Selon l'art. 1 al. 2 du règlement

d'exécution du 1er mars 1949 de la loi fédérale sur le séjour et

l'établissement des étranges (RSEE), l'étranger réputé entrer légalement en

Suisse lorsqu'il s'est conformé aux prescriptions concernant la production de

pièces de légitimation, le visa, le contrôle à la frontière, etc. et qu'il n'a

pas contrevenu à une défense personnelle, telle qu'une expulsion, une

interdiction ou une restriction d'entrée.

La

question des formalités à accomplir avant d'entrer en Suisse est réglée par

l'ordonnance du 14 janvier 1998 concernant l'entrée et la déclaration d'arrivée

des étrangers (OEArr). L'art. 3 de cette ordonnance pose comme principe que

tout étranger doit avoir un visa pour entrer en Suisse. L'art. 4 OEArr,

qui traite de la libéralisation de l'obligation de visa, prévoit que les

ressortissants vénézuéliens sont dispensés de l'obligation de visa dans la

mesure où leur séjour ne dépasse pas trois mois et qu'il n'y a pas de prise

d'emploi.

Le tribunal de céans a déjà confirmé que la

violation des prescriptions applicables en matière de visa étaient de nature à

justifier le refus de toute autorisation de séjour (v. parmi d'autres arrêts TA

PE 2000/0503 du 12 avril 2001; PE 2002/0204 du 5 août 2002, PE 2002/0226 du 29

octobre 2002 et PE 2003/0192 du 15 septembre 2003.

5.

En l’espèce, il est patent que la

recourante, d’origine roumaine, devait se procurer un visa dès lors qu’elle

avait l’intention, comme elle l’indique elle-même, d’effectuer un séjour en

Suisse d’une durée supérieure à trois mois. Elle devait se douter que son

projet d’étude nécessitait certaines formalités préalables, comme d’ailleurs dans

de nombreux autres Etats qui n’autorisent pas une immigration libre.

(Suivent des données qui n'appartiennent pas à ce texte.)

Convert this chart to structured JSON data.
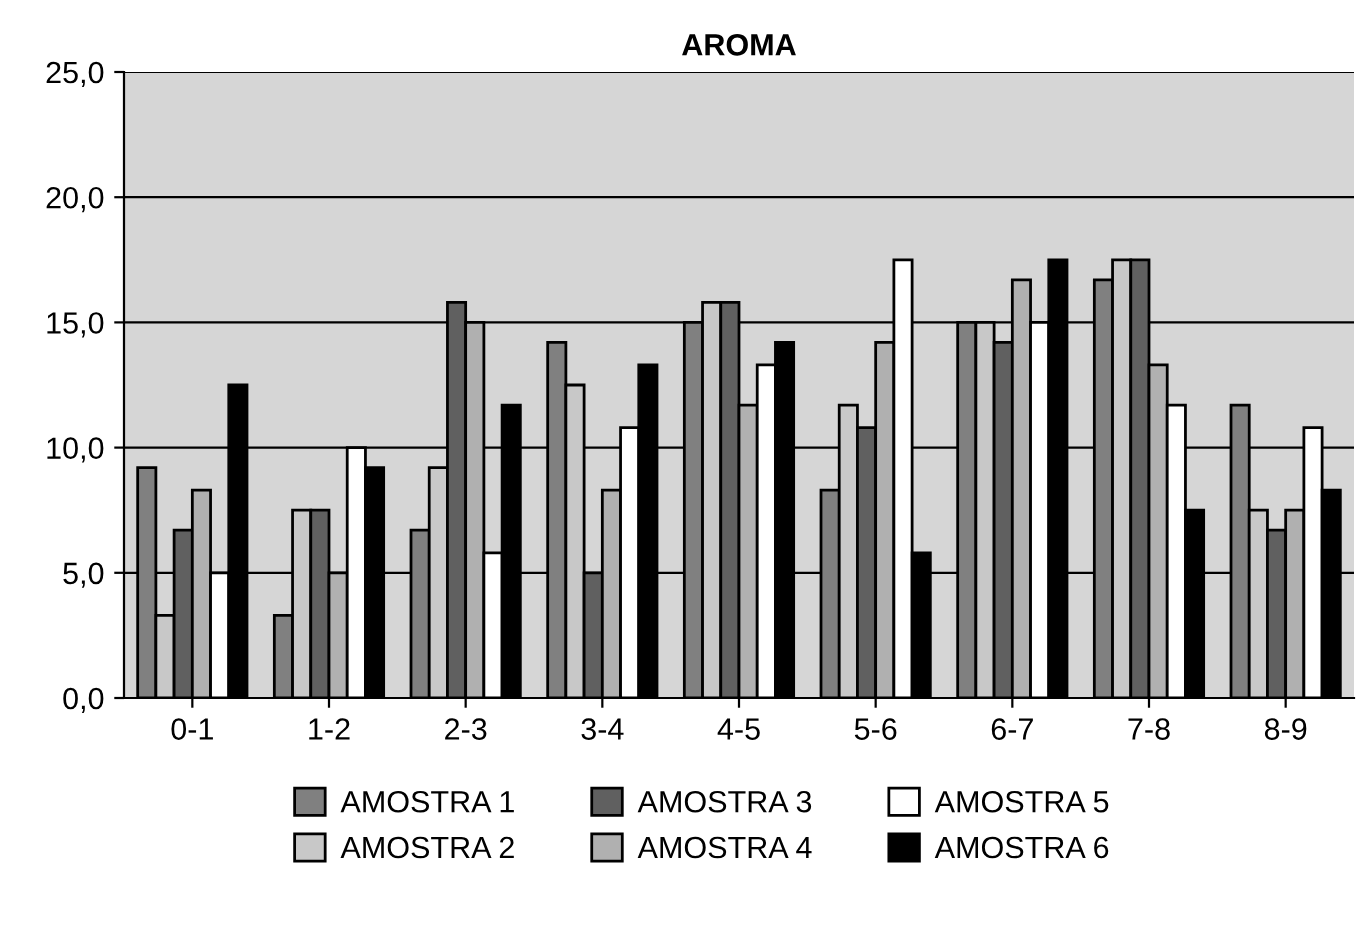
{
  "chart_data": {
    "type": "bar",
    "title": "AROMA",
    "categories": [
      "0-1",
      "1-2",
      "2-3",
      "3-4",
      "4-5",
      "5-6",
      "6-7",
      "7-8",
      "8-9"
    ],
    "series": [
      {
        "name": "AMOSTRA 1",
        "color": "#808080",
        "values": [
          9.2,
          3.3,
          6.7,
          14.2,
          15.0,
          8.3,
          15.0,
          16.7,
          11.7
        ]
      },
      {
        "name": "AMOSTRA 2",
        "color": "#c8c8c8",
        "values": [
          3.3,
          7.5,
          9.2,
          12.5,
          15.8,
          11.7,
          15.0,
          17.5,
          7.5
        ]
      },
      {
        "name": "AMOSTRA 3",
        "color": "#606060",
        "values": [
          6.7,
          7.5,
          15.8,
          5.0,
          15.8,
          10.8,
          14.2,
          17.5,
          6.7
        ]
      },
      {
        "name": "AMOSTRA 4",
        "color": "#b0b0b0",
        "values": [
          8.3,
          5.0,
          15.0,
          8.3,
          11.7,
          14.2,
          16.7,
          13.3,
          7.5
        ]
      },
      {
        "name": "AMOSTRA 5",
        "color": "#ffffff",
        "values": [
          5.0,
          10.0,
          5.8,
          10.8,
          13.3,
          17.5,
          15.0,
          11.7,
          10.8
        ]
      },
      {
        "name": "AMOSTRA 6",
        "color": "#000000",
        "values": [
          12.5,
          9.2,
          11.7,
          13.3,
          14.2,
          5.8,
          17.5,
          7.5,
          8.3
        ]
      }
    ],
    "ylim": [
      0,
      25
    ],
    "yticks": [
      {
        "value": 0,
        "label": "0,0"
      },
      {
        "value": 5,
        "label": "5,0"
      },
      {
        "value": 10,
        "label": "10,0"
      },
      {
        "value": 15,
        "label": "15,0"
      },
      {
        "value": 20,
        "label": "20,0"
      },
      {
        "value": 25,
        "label": "25,0"
      }
    ],
    "grid": "y",
    "legend": "bottom"
  }
}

Renonçant à solliciter un visa, la recourante a

volontairement limité son séjour à trois mois, ce qui doit conduire au rejet de

son recours dès lors qu’elle a largement dépassé cette période de présence en

Suisse avant que la décision entreprise ne soit rendue.

6.

Par surabondance, on relèvera qu’une

autorisation de séjour pour études n’est en principe octroyée à un étranger que

lorsque celui-ci a besoin d’effectuer en Suisse un complément de formation

indispensable à celle qu’il a déjà acquise à l’étranger. Tel n’est pas le cas

de la recourante, laquelle affirme être active dans le domaine hôtelier, et qui

affirme vouloir se consacrer désormais au tourisme. Si son projet professionnel

nécessite la maîtrise du français, cette langue peut parfaitement être apprise

dans un autre pays francophone, voire même sans doute en Roumanie.

7.

Vu ce qui précède, la décision

entreprise se révèle bien fondée de sorte qu’elle sera maintenue, ce qui conduit

au rejet du recours. Vu l’issue du pourvoi, un nouveau délai sera imparti à la

recourante pour quitter le territoire vaudois. Enfin, un émolument judiciaire

sera mis à sa charge, la recourante ne pouvant au surplus pas prétendre à

l’allocation de dépens puisqu’elle succombe (article 55 alinéa 1 LJPA).

Dispositif

Par ces motifs

le Tribunal administratif

arrête:

I.

Le recours est rejeté.

II.

La décision du Service de la population du 1er

juillet 2005 est confirmée.

III.

Un délai échéant le 24 février 2006 est imparti à A.________,

ressortissante roumaine née le 1********, pour quitter le territoire vaudois.

IV.

Un émolument judiciaire de 500 (cinq cents) francs est mis

à la charge de la recourante, montant compensé par le dépôt de la garantie

versé.

dl/Lausanne, le 25 janvier 2006

Le

président:

Le présent arrêt est communiqué aux destinataires de

l'avis d'envoi ci-joint

Le présent arrêt peut faire l'objet, dans les trente

jours dès sa notification, d'un recours de droit administratif au Tribunal

fédéral. Le recours s'exerce conformément aux art. 103 ss de la loi fédérale

d'organisation judiciaire (RS 173.110)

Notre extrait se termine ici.